Ladies and gentlemen, can I start by thanking the Roots Millennium Schools, and in particular Faisal Mushtaq, for inviting me here as your guest. It is a great honour. When you are invited as a foreigner to a school, you really are being invited to the heart of a country. Even more so on such an important day for everyone here.
I should probably confess to two things before I speak:
First, I always find speaking to students more daunting than pretty much any other audience. I am always kept on my toes, there is a great sense of challenge, the questions are more open. Perhaps I should be grateful today that there is no Q and A.
Second is that I have always had a particular interest in schools and education. And that is not just because of the work the British Government does on education in Pakistan. By far the biggest thing we do here is support Pakistan’s education system – and that is right. But it is also because of my background. I am, on my mother’s side at least, from a long line of educationalists.
You don’t, however, have to be an educationalist to know that after 2 hours of ceremony, no student wants to hear an Ambassador drone on for more than a couple of minutes.

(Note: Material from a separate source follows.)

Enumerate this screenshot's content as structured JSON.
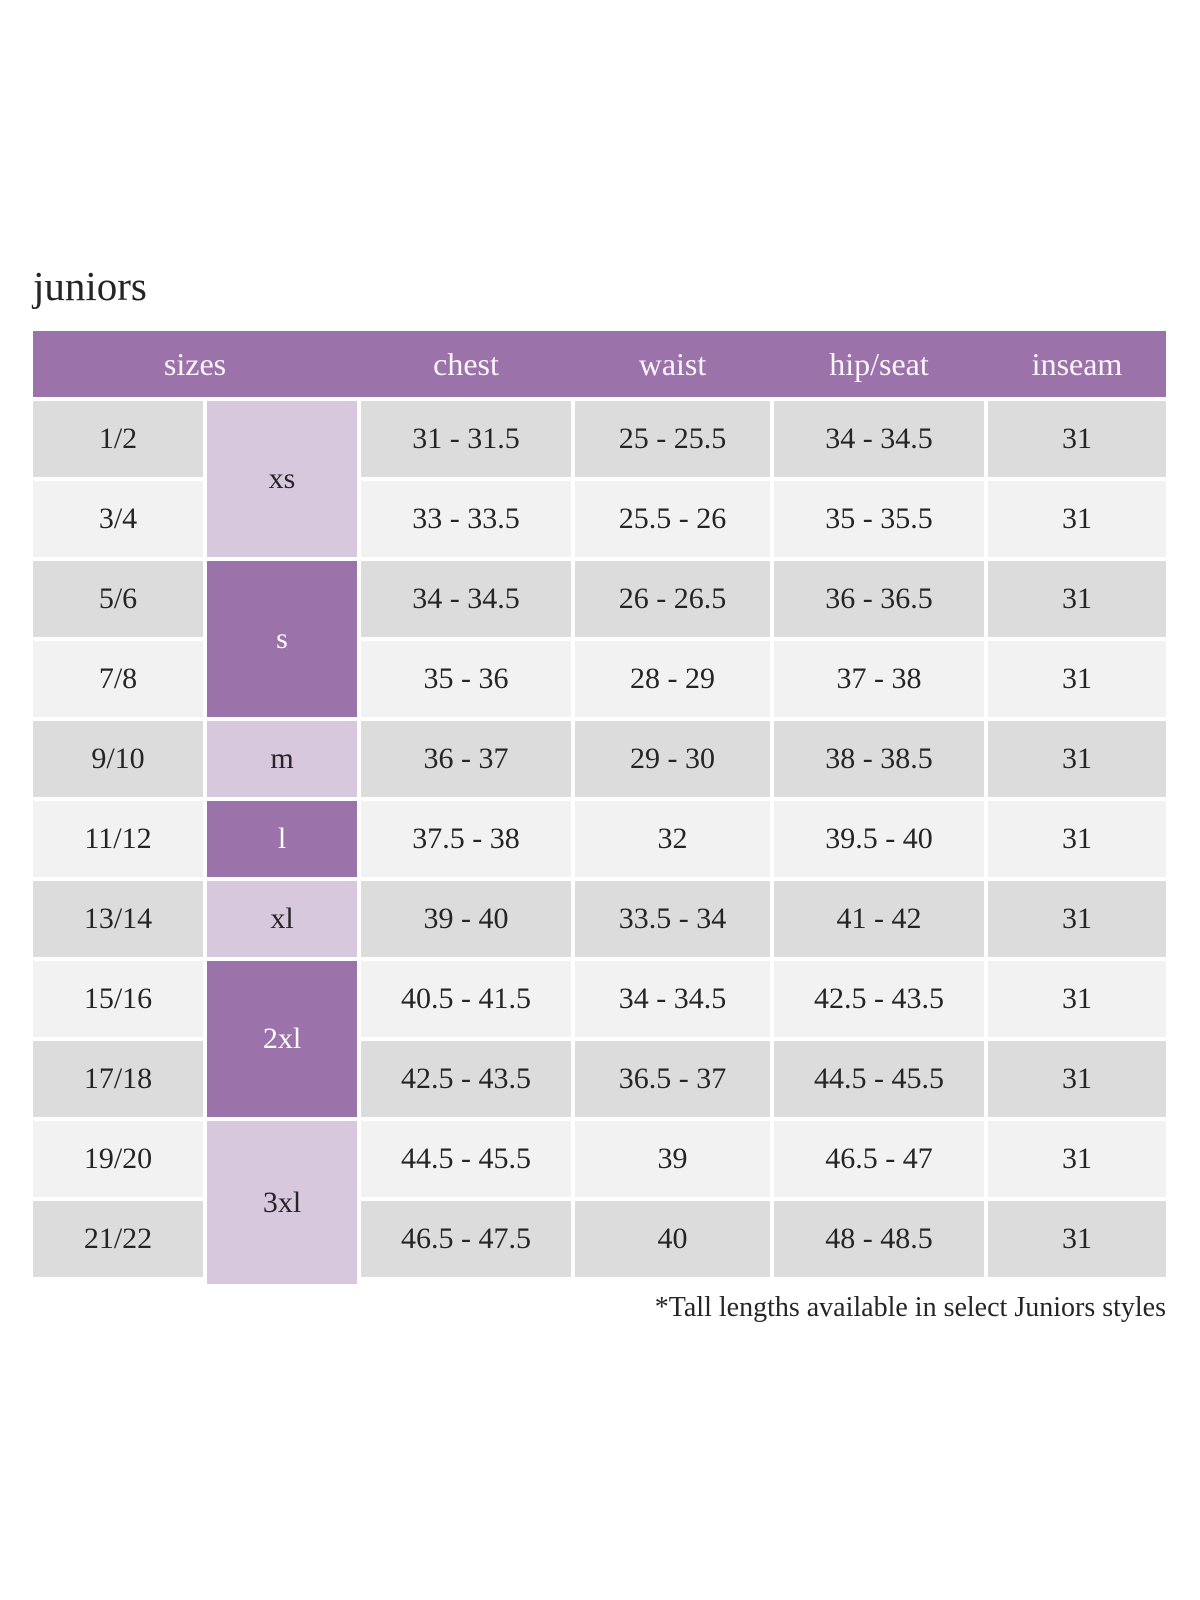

So I will restrict myself to two things:
First is to congratulate you. You have all achieved fantastic things.
I remember well my own graduation ceremony and the sense of relief of getting over the months of hard work and angst. I confess that it took me a good few years to stop having dreams about exams after my university finals.
The second – and more important point – is to make the most of it. I can now speak as a diplomat. This is a country of fantastic potential. I have only been in Pakistan for 6 weeks, but this is coming back after an 8-year gap. I see how it has developed. I feel hugely more optimistic. Admittedly, I left Pakistan in 2008 – a difficult year – and a time when the outside world looked at Pakistan mostly in the context of risk.
Now, risks of course remain, but I and the British Government see also a country of hope and potential. We have the Governor of Punjab here. How many people know that if Punjab were a country, it would be the 11th largest in the world? Karachi is the world’s 6th biggest city; we don’t yet view it in the same way as we do Shanghai or Sao Paolo. This is a country buzzing with potential. Pakistan’s main task is to realise it – and you will find the British Government right behind you.
But in the end, the key to making all this happen – and realising Pakistan’s potential - is you. You are Pakistan’s future. You should grab it.